Natural colloids (NC) play an utmost role in aquatic ecosystems by binding trace metals and influencing their speciation, bioavailability and detrimental effects. NCs are considered to protect the aquatic microorganisms from toxic metal stress by decreasing free metal ion concentration and thus decrease their bioavailability. Nonetheless, a fundamental understanding of the relationship between trace metal speciation, bioavailability and effects is still lacking for many environmental systems although the progress made in the recent years. Moreover, there is currently no consensus as to whether the existing discrepancies regarding the role of the colloids in metal bioavailability are due to difficulties in determining complexation in solution, the heterogeneity and polyfunctionality of the colloids or to other direct effects that could affect trace metal bioavailability.

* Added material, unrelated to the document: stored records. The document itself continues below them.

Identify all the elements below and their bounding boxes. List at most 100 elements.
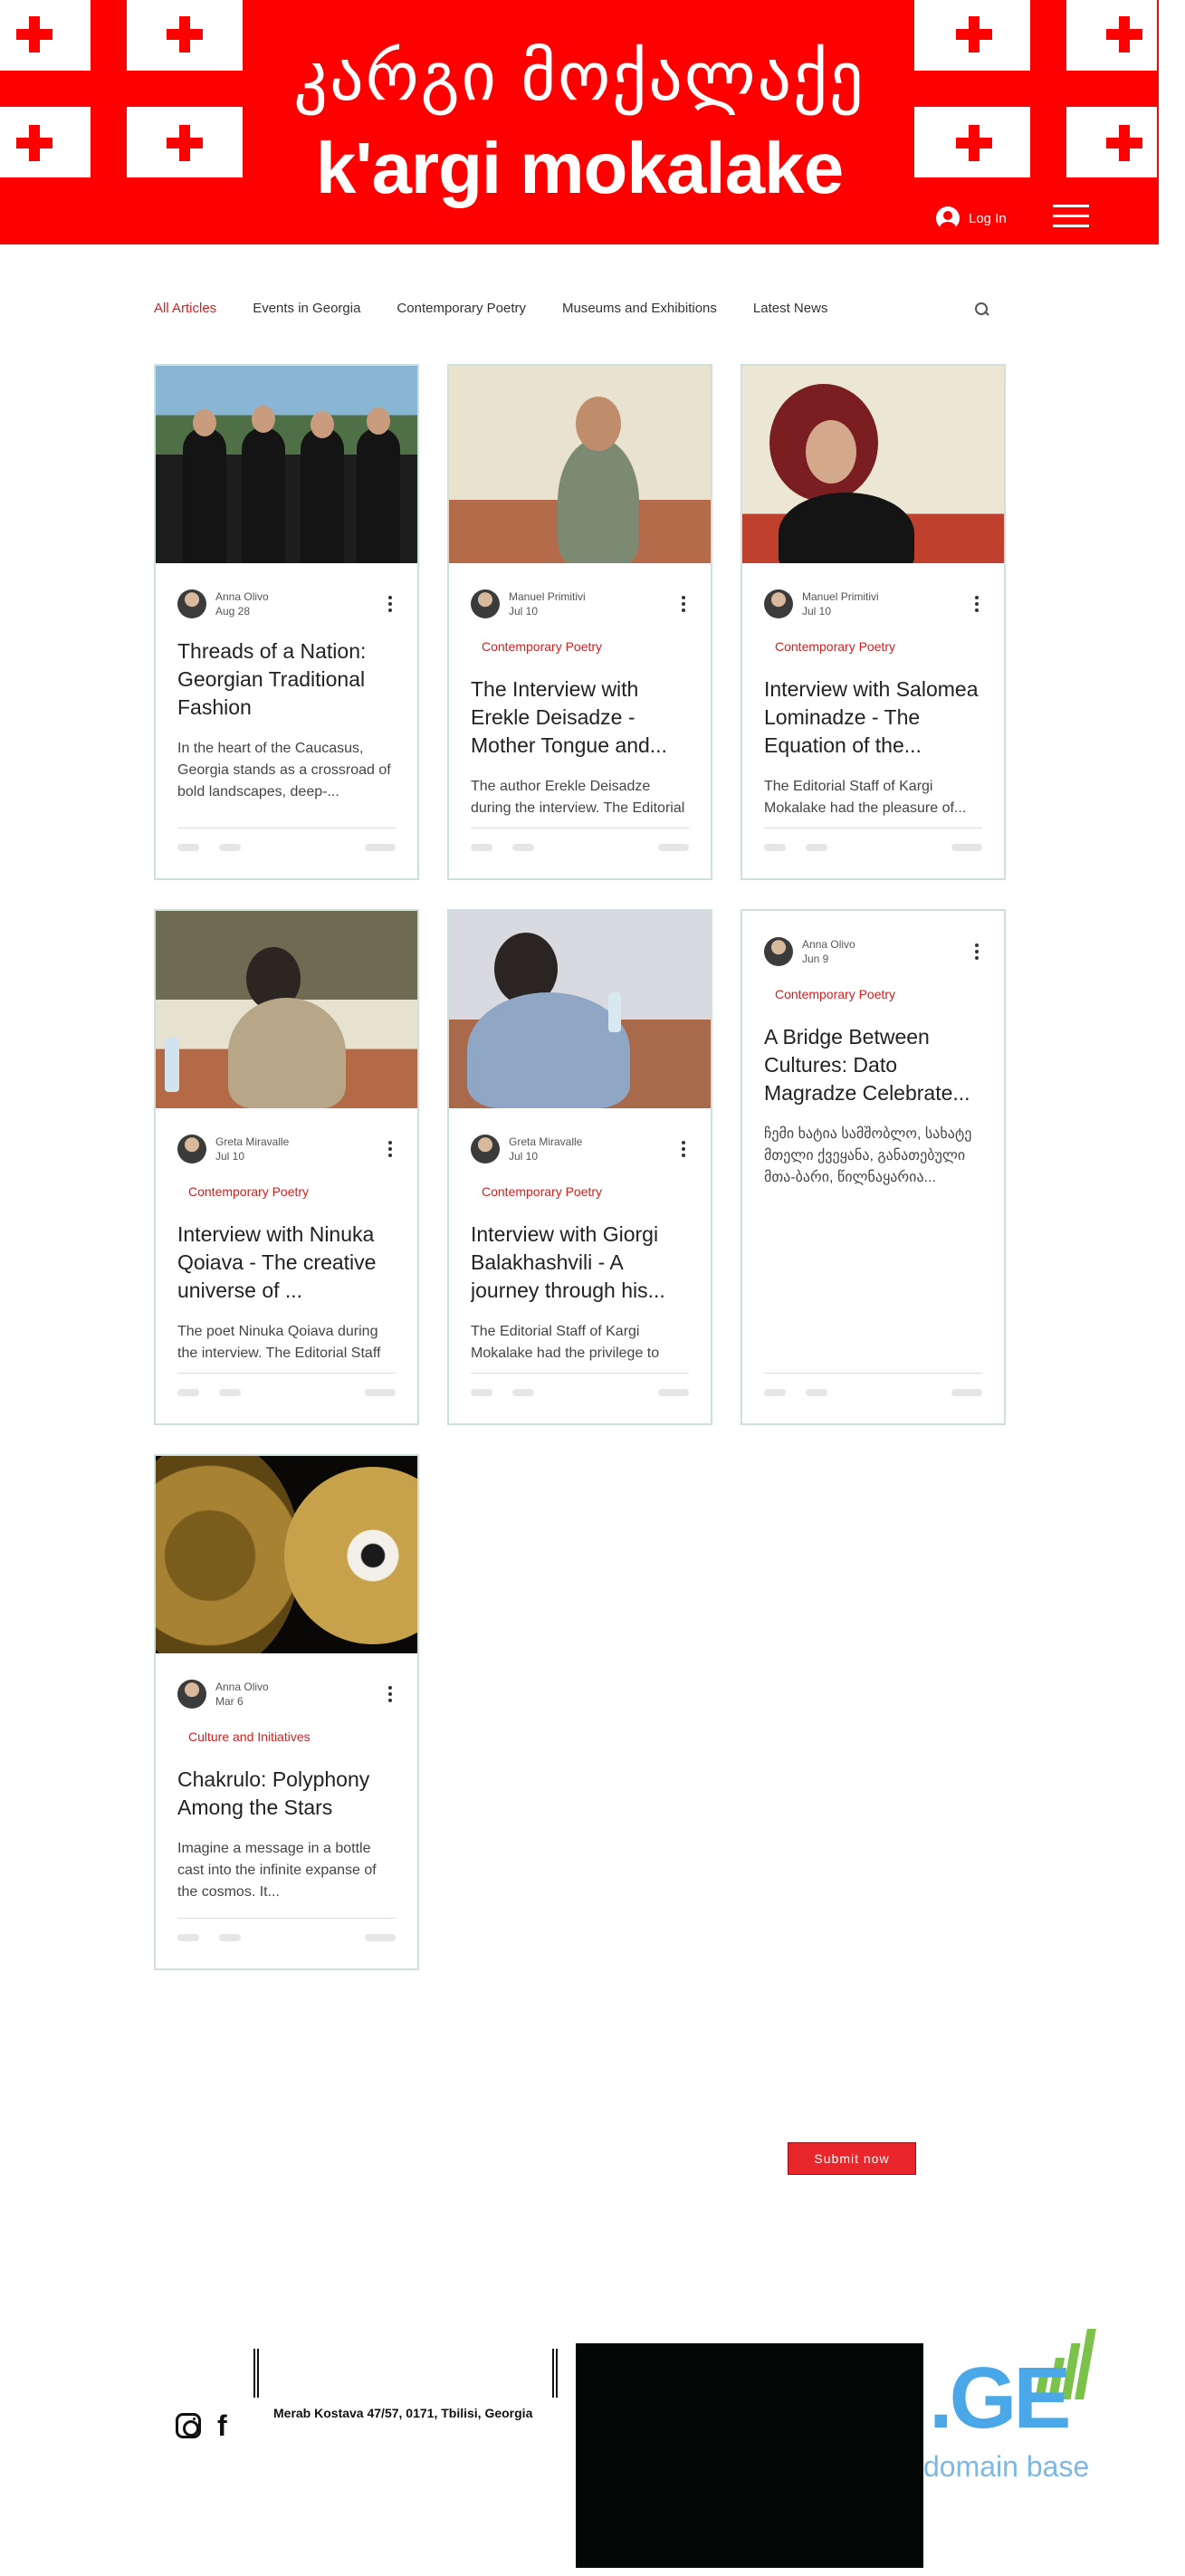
- facebook-icon[interactable]: f: [217, 2411, 235, 2440]
- post-category[interactable]: Contemporary Poetry: [471, 1184, 689, 1199]
- post-category[interactable]: Contemporary Poetry: [471, 639, 689, 654]
- post-thumbnail[interactable]: [156, 366, 417, 563]
- georgian-flag-right: [914, 0, 1157, 177]
- author-avatar[interactable]: [764, 589, 793, 618]
- post-date: Jun 9: [802, 953, 829, 965]
- author-avatar[interactable]: [471, 589, 500, 618]
- blog-category-nav: All Articles Events in Georgia Contempor…: [154, 301, 1005, 316]
- post-category[interactable]: Contemporary Poetry: [764, 639, 982, 654]
- post-date: Jul 10: [215, 1150, 245, 1163]
- more-options-icon[interactable]: [682, 1141, 685, 1157]
- post-title[interactable]: Threads of a Nation: Georgian Traditiona…: [177, 637, 396, 722]
- post-card[interactable]: Anna Olivo Aug 28 Threads of a Nation: G…: [154, 364, 419, 880]
- nav-latest-news[interactable]: Latest News: [753, 301, 828, 316]
- post-excerpt: The poet Ninuka Qoiava during the interv…: [177, 1324, 381, 1361]
- site-header: კარგი მოქალაქე k'argi mokalake Log In: [0, 0, 1159, 244]
- post-thumbnail[interactable]: [156, 1456, 417, 1653]
- post-card[interactable]: Greta Miravalle Jul 10 Contemporary Poet…: [447, 909, 712, 1425]
- post-meta: Greta Miravalle Jul 10: [471, 1134, 689, 1164]
- site-title-latin[interactable]: k'argi mokalake: [244, 127, 914, 210]
- author-name[interactable]: Greta Miravalle: [509, 1135, 582, 1149]
- author-name[interactable]: Greta Miravalle: [215, 1135, 289, 1149]
- submit-now-button[interactable]: Submit now: [788, 2142, 916, 2175]
- more-options-icon[interactable]: [388, 596, 392, 612]
- post-category[interactable]: Culture and Initiatives: [177, 1729, 396, 1744]
- post-thumbnail[interactable]: [156, 911, 417, 1108]
- nav-contemporary-poetry[interactable]: Contemporary Poetry: [397, 301, 526, 316]
- more-options-icon[interactable]: [975, 596, 979, 612]
- author-name[interactable]: Manuel Primitivi: [509, 589, 586, 604]
- post-card[interactable]: Manuel Primitivi Jul 10 Contemporary Poe…: [447, 364, 712, 880]
- post-excerpt: Imagine a message in a bottle cast into …: [177, 1841, 377, 1900]
- more-options-icon[interactable]: [388, 1686, 392, 1702]
- author-avatar[interactable]: [764, 937, 793, 966]
- post-title[interactable]: A Bridge Between Cultures: Dato Magradze…: [764, 1023, 982, 1107]
- post-thumbnail[interactable]: [449, 911, 711, 1108]
- ge-logo-caption: domain base: [923, 2450, 1090, 2483]
- post-date: Jul 10: [802, 605, 832, 618]
- post-thumbnail[interactable]: [742, 366, 1004, 563]
- author-avatar[interactable]: [177, 589, 206, 618]
- footer-address: Merab Kostava 47/57, 0171, Tbilisi, Geor…: [273, 2406, 533, 2420]
- post-title[interactable]: Interview with Ninuka Qoiava - The creat…: [177, 1221, 396, 1305]
- author-name[interactable]: Anna Olivo: [215, 1680, 269, 1694]
- post-meta: Anna Olivo Jun 9: [764, 936, 982, 967]
- post-stats-placeholder: [177, 844, 396, 853]
- search-icon[interactable]: [975, 302, 989, 317]
- georgian-flag-left: [0, 0, 243, 177]
- site-title-georgian[interactable]: კარგი მოქალაქე: [244, 38, 914, 116]
- post-title[interactable]: Interview with Giorgi Balakhashvili - A …: [471, 1221, 689, 1305]
- post-meta: Greta Miravalle Jul 10: [177, 1134, 396, 1164]
- nav-events-in-georgia[interactable]: Events in Georgia: [253, 301, 360, 316]
- social-links: f: [176, 2411, 235, 2440]
- login-button[interactable]: Log In: [936, 206, 1007, 230]
- author-name[interactable]: Anna Olivo: [802, 937, 855, 952]
- post-stats-placeholder: [177, 1389, 396, 1398]
- post-meta: Anna Olivo Mar 6: [177, 1679, 396, 1709]
- post-stats-placeholder: [471, 1389, 689, 1398]
- post-meta: Manuel Primitivi Jul 10: [764, 589, 982, 619]
- post-stats-placeholder: [764, 1389, 982, 1398]
- hamburger-menu-icon[interactable]: [1053, 205, 1089, 232]
- embedded-media-box[interactable]: [576, 2343, 923, 2568]
- card-divider: [764, 1373, 982, 1374]
- post-excerpt: The author Erekle Deisadze during the in…: [471, 779, 685, 816]
- author-avatar[interactable]: [177, 1680, 206, 1709]
- more-options-icon[interactable]: [682, 596, 685, 612]
- post-card[interactable]: Manuel Primitivi Jul 10 Contemporary Poe…: [741, 364, 1006, 880]
- divider: [253, 2349, 259, 2398]
- author-avatar[interactable]: [177, 1135, 206, 1164]
- nav-all-articles[interactable]: All Articles: [154, 301, 216, 316]
- post-excerpt: The Editorial Staff of Kargi Mokalake ha…: [471, 1324, 660, 1361]
- divider: [552, 2349, 558, 2398]
- post-date: Aug 28: [215, 605, 251, 618]
- nav-museums-exhibitions[interactable]: Museums and Exhibitions: [562, 301, 717, 316]
- post-title[interactable]: Chakrulo: Polyphony Among the Stars: [177, 1766, 396, 1822]
- post-excerpt: ჩემი ხატია სამშობლო, სახატე მთელი ქვეყან…: [764, 1126, 972, 1185]
- post-card[interactable]: Greta Miravalle Jul 10 Contemporary Poet…: [154, 909, 419, 1425]
- post-category[interactable]: Contemporary Poetry: [177, 1184, 396, 1199]
- post-title[interactable]: Interview with Salomea Lominadze - The E…: [764, 675, 982, 760]
- post-category[interactable]: Contemporary Poetry: [764, 987, 982, 1001]
- card-divider: [471, 1373, 689, 1374]
- post-title[interactable]: The Interview with Erekle Deisadze - Mot…: [471, 675, 689, 760]
- post-excerpt: In the heart of the Caucasus, Georgia st…: [177, 741, 391, 800]
- card-divider: [177, 1918, 396, 1919]
- more-options-icon[interactable]: [975, 943, 979, 960]
- post-meta: Anna Olivo Aug 28: [177, 589, 396, 619]
- author-name[interactable]: Manuel Primitivi: [802, 589, 879, 604]
- card-divider: [177, 1373, 396, 1374]
- post-card[interactable]: Anna Olivo Jun 9 Contemporary Poetry A B…: [741, 909, 1006, 1425]
- post-excerpt: The Editorial Staff of Kargi Mokalake ha…: [764, 779, 967, 816]
- more-options-icon[interactable]: [388, 1141, 392, 1157]
- ge-logo-text: .GE: [929, 2350, 1071, 2447]
- author-name[interactable]: Anna Olivo: [215, 589, 269, 604]
- instagram-icon[interactable]: [176, 2413, 201, 2438]
- post-card[interactable]: Anna Olivo Mar 6 Culture and Initiatives…: [154, 1454, 419, 1970]
- author-avatar[interactable]: [471, 1135, 500, 1164]
- post-date: Jul 10: [509, 605, 539, 618]
- login-label: Log In: [969, 210, 1007, 226]
- post-date: Jul 10: [509, 1150, 539, 1163]
- post-thumbnail[interactable]: [449, 366, 711, 563]
- user-icon: [936, 206, 960, 230]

The main objective of the present study is therefore to improve our mechanistic understanding on the role of natural colloids on the trace metal bioavailability to the aquatic phytoplankton with emphasis of the direct interaction between colloids and unicellular microorganisms. More specifically, the interaction of the freshwater microalgae Chlorella kesslerii and humic and extracellular polymeric substances, representing major classes of the colloidal organic matter in freshwater systems, was studied. The obtained results clearly demonstrated that NCs, adsorbed on the cell surface and equilibrium between the medium and algal surface was attained within less than 2 min. The adsorption of the NCs to algal cells was strongly affected by the nature, size and concentration of the NC, as well as by the medium pH and algal cell density. Measurements of the algal electrophoretic mobility revealed that the NC adsorbed on algal surface increased the overall negative charge and added supplementary metal binding sites on the cell surface. The consequences of the NCs adsorption on the algal surface for the bioavailability of priority pollutants, such as Cd(II), Cu(II) and Pb(II) were further addressed. The results demonstrated that Cd and Cu bioavailability in the presence of NC was consistent with that predicted from measured free metal concentrations, while Pb cellular concentrations were higher. This enhancement in the Pb cellular concentrations was related to the existence of additional metal binding sites on the cell surface, rather simple electrostatic consideration. The environmental implications of the results are discussed with respect to the development of site-specific water quality criteria.